A drama centered on three people — a blue-collar American, a French journalist and a London school boy — who are touched by death in different ways. Staring Matt Damon and Cecile De France
Hereafter, being the 34th film directed by Clint Eastwood, Has already received high expectations. Clint Eastwood’s moving portrayals of human emotion have excelled him into fame as a 5 star director and not just a fantastic actor. It is then disappointing that Hereafter fails to live up to my expectations based on his body of work.
The film’s beginning is promising, I give extra points to a movie that is dispersed amongst different parts of the world and is spoken in the dialect of that country. You are misled to believe that a major theme in the movie is the aftermath of a catastrophic natural disaster but the disaster itself is only the catalyst which enables the story to grow and is never really mentioned again, it is interesting to see something so dramatic being treated so trivially. The effects in that one scene are also very impressive but there’re only two instances of special effects and they are downplayed on purpose.
Another perplexing thing about this film is the lighting; the scene that introduces Matt Damon’s character is cast almost completely in shadow, whilst this could serve as an obvious metaphor it only really serves to alienate me from what is happening and what I’m supposed to be looking at. Focus is an important aspect of a dramatic movie especially when not all the information is available to us yet; I believe I missed parts of the story due to this annoyance. Another fact about the lighting is if you pay attention to many dramas they are almost always filtered in a grey or blue tinge, this makes the movie seem dull and washed out, although I am aware that the subject matter is solemn it can also make the movie seem to lag.

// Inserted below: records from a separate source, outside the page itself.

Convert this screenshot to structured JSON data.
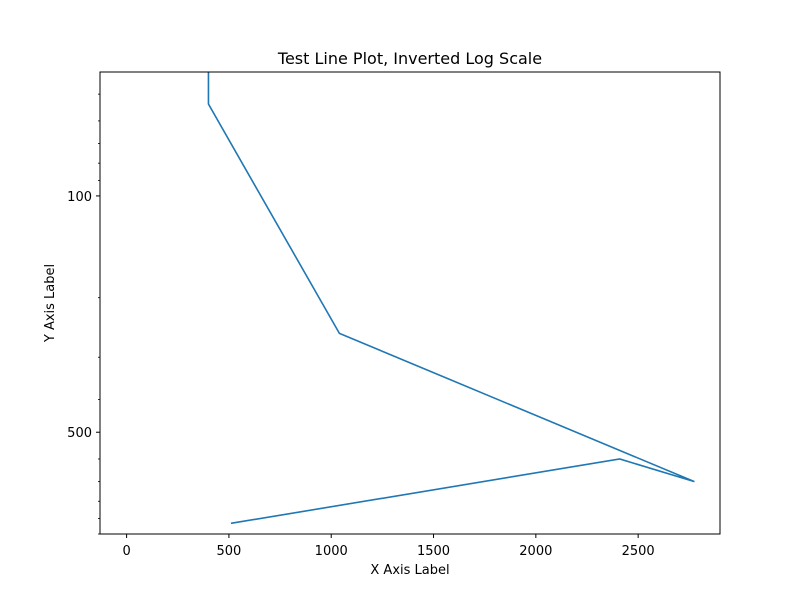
{
  "chart_data": {
    "type": "line",
    "title": "Test Line Plot, Inverted Log Scale",
    "xlabel": "X Axis Label",
    "ylabel": "Y Axis Label",
    "x_ticks": [
      0,
      500,
      1000,
      1500,
      2000,
      2500
    ],
    "x_tick_labels": [
      "0",
      "500",
      "1000",
      "1500",
      "2000",
      "2500"
    ],
    "y_ticks": [
      100,
      500
    ],
    "y_tick_labels": [
      "100",
      "500"
    ],
    "xlim": [
      -130,
      2900
    ],
    "ylim": [
      43,
      1000
    ],
    "y_scale": "log",
    "y_inverted": true,
    "grid": false,
    "series": [
      {
        "color": "#1f77b4",
        "x": [
          400,
          400,
          1040,
          2775,
          2410,
          510
        ],
        "y": [
          43,
          53.5,
          255,
          700,
          600,
          930
        ]
      }
    ]
  }
}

The themes were relatively simple in Hereafter. Three different perspectives of death and three different directions taken to come to terms with their own grief. The grief of the loss of a loved one, the grief of the loss of your own identity and the grief of being alone. The writer chose to base the plot on fact and science juxtaposed with faith and spirituality, which was an interesting idea, but he could have chosen to leave out chance and coincidence for the sake of a believable narrative, where there are too many opposing ideas credibility gets left behind. The three stories joining at the end formula has been done too often and doesn’t suit the themes expressed in Hereafter. I would have much preferred to see the characters solve their problems individually; spirituality is such a personal journey.
Clint Eastwood however, through his directorial talent, portrays a sense of spirituality within the film without alienating the audience with powerful imagery and religious dogma. The main problem with the film is that it is not evenly paced which in my belief is the most important devise for a dramatic film. A film begins feeling slow when the pace becomes uneven and any interesting story developments become forgotten. Drama is not a slow genre, they aren’t action packed or suspenseful but if they are done well they can hold your interest through the portrayal of the characters and their interactions. Matt Damon, whose story was the most interesting, was so natural in his alienation and is the best thing about the film. There was just not enough time given to elaborate specifically, given all the other themes going on at the same time. Individually the stories would have worked better.
There is no room for interpretation in this film, it tells you what to believe but I feel that the intent was to make you think about the possibilities of the afterlife. It is not a film I felt for as personally as Gran Torino (2008) but maybe someone who can relate to the subject may feel differently.